European Union Report Indicates a Decrease in the Number of Animals Used in Research
EU Report highlights trends in animal research
Earlier this month, the European Commission released the “Seventh Report on the Statistics on the Number of Animals used for Experimental and other Scientific Purposes in the Member States of the European Union” which highlighted trends and significant changes to the use of animals in research. NAVS was pleased to learn that the EU reported a reduction of more than half of a million animals used in research in 2011* compared to 2008 (*France provided data from 2010). The total number of animals used in scientific research in the EU in 2011 was just under 11.5 million. Because the EU collects detailed information on animal usage, including the number of mice, rats and birds used, as well as information on specific usages of animals, much information can be gleaned from this data.

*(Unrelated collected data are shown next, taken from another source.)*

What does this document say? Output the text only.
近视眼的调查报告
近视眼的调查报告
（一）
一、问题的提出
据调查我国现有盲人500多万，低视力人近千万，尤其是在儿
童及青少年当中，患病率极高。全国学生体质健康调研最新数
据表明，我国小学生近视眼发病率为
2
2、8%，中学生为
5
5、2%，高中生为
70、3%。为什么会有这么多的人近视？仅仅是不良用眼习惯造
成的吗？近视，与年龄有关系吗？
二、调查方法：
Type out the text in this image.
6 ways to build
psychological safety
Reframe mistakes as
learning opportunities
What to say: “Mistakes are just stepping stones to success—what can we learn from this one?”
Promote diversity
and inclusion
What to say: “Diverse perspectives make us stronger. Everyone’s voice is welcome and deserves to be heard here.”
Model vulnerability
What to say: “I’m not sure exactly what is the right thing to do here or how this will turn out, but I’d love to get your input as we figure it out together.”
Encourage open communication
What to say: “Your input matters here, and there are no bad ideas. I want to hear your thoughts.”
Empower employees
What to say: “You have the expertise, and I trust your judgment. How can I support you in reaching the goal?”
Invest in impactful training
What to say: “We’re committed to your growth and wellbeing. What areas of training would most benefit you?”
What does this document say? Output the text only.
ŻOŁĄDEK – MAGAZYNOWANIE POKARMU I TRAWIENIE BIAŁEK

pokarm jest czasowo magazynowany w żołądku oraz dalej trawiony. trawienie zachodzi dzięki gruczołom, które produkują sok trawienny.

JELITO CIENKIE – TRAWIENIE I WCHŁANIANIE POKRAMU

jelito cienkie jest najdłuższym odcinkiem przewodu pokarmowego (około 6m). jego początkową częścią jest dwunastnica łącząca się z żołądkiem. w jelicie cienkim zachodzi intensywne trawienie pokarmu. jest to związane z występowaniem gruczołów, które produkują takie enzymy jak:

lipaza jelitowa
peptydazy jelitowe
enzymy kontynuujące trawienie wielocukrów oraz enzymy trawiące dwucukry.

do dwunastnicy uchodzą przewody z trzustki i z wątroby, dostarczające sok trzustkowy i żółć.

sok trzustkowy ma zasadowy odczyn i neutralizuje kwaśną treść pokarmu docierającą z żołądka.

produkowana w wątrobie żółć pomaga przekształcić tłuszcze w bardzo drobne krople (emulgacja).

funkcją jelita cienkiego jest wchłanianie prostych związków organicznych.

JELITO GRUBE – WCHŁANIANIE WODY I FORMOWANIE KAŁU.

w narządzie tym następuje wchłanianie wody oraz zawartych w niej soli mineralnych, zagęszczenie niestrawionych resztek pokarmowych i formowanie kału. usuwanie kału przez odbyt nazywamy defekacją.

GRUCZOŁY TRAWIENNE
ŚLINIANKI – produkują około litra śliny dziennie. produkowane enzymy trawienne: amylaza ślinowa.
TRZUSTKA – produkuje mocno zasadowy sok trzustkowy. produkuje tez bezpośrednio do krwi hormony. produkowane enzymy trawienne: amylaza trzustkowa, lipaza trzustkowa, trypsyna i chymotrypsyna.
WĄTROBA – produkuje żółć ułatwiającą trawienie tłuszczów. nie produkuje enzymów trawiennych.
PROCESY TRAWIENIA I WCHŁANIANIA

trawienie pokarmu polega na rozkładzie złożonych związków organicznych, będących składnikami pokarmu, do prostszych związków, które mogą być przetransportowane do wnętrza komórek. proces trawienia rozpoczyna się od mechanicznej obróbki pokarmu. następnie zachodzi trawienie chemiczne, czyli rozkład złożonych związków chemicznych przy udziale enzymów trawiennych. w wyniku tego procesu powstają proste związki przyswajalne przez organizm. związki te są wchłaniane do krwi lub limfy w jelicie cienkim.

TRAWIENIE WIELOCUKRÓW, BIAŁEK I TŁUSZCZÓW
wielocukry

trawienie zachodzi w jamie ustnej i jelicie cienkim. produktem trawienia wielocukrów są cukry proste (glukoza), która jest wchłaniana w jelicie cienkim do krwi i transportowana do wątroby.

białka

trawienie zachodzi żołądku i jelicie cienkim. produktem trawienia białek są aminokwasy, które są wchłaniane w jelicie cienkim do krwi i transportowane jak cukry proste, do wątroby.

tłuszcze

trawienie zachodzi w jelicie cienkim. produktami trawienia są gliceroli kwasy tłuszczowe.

The report breaks down the data to indicate the percentages of animal species used, revealing that mice and rats are the most common animals used, accounting for approximately 75% of all animals used. Cold-blooded animals, like fish, amphibians and reptiles, were the next most frequently used group.
The Report also addresses the specific purposes of the experiments involving animals. This data revealed that over 60% of animals were used for studies of human medicine, veterinary medicine, dentistry and for biological studies of fundamental nature. Of these the categories, research and development for human medicine, dentistry, and veterinary medicine saw the most significant decrease in animal usage from 2008.
The Report further distinguished the proportion of animals used for studies of human and animal diseases. Of the disease studies, nearly 90% of the animals were used for the study of human disease, including nervous system disorders, cancer, and cardiovascular diseases, while approximately 10% were used to study diseases specific to animals.
NAVS was encouraged to learn that animal research numbers in the EU have declined since 2008, and we appreciate the openness and transparency of this animal use data. The U.S. Department of Agriculture’s Animal and Plant Health Inspection Service (APHIS) does not report animal usage data in the U.S. as transparently, and it is critical that this be changed, as such information is essential for our efforts to identify priorities and to measure progress in changing the way science is conducted. Please contact APHIS and insist that the United States become more open and transparent about use of animals in research in our country. If other countries around the world are already collecting and analyzing such information, there is no good excuse why our country cannot do the same.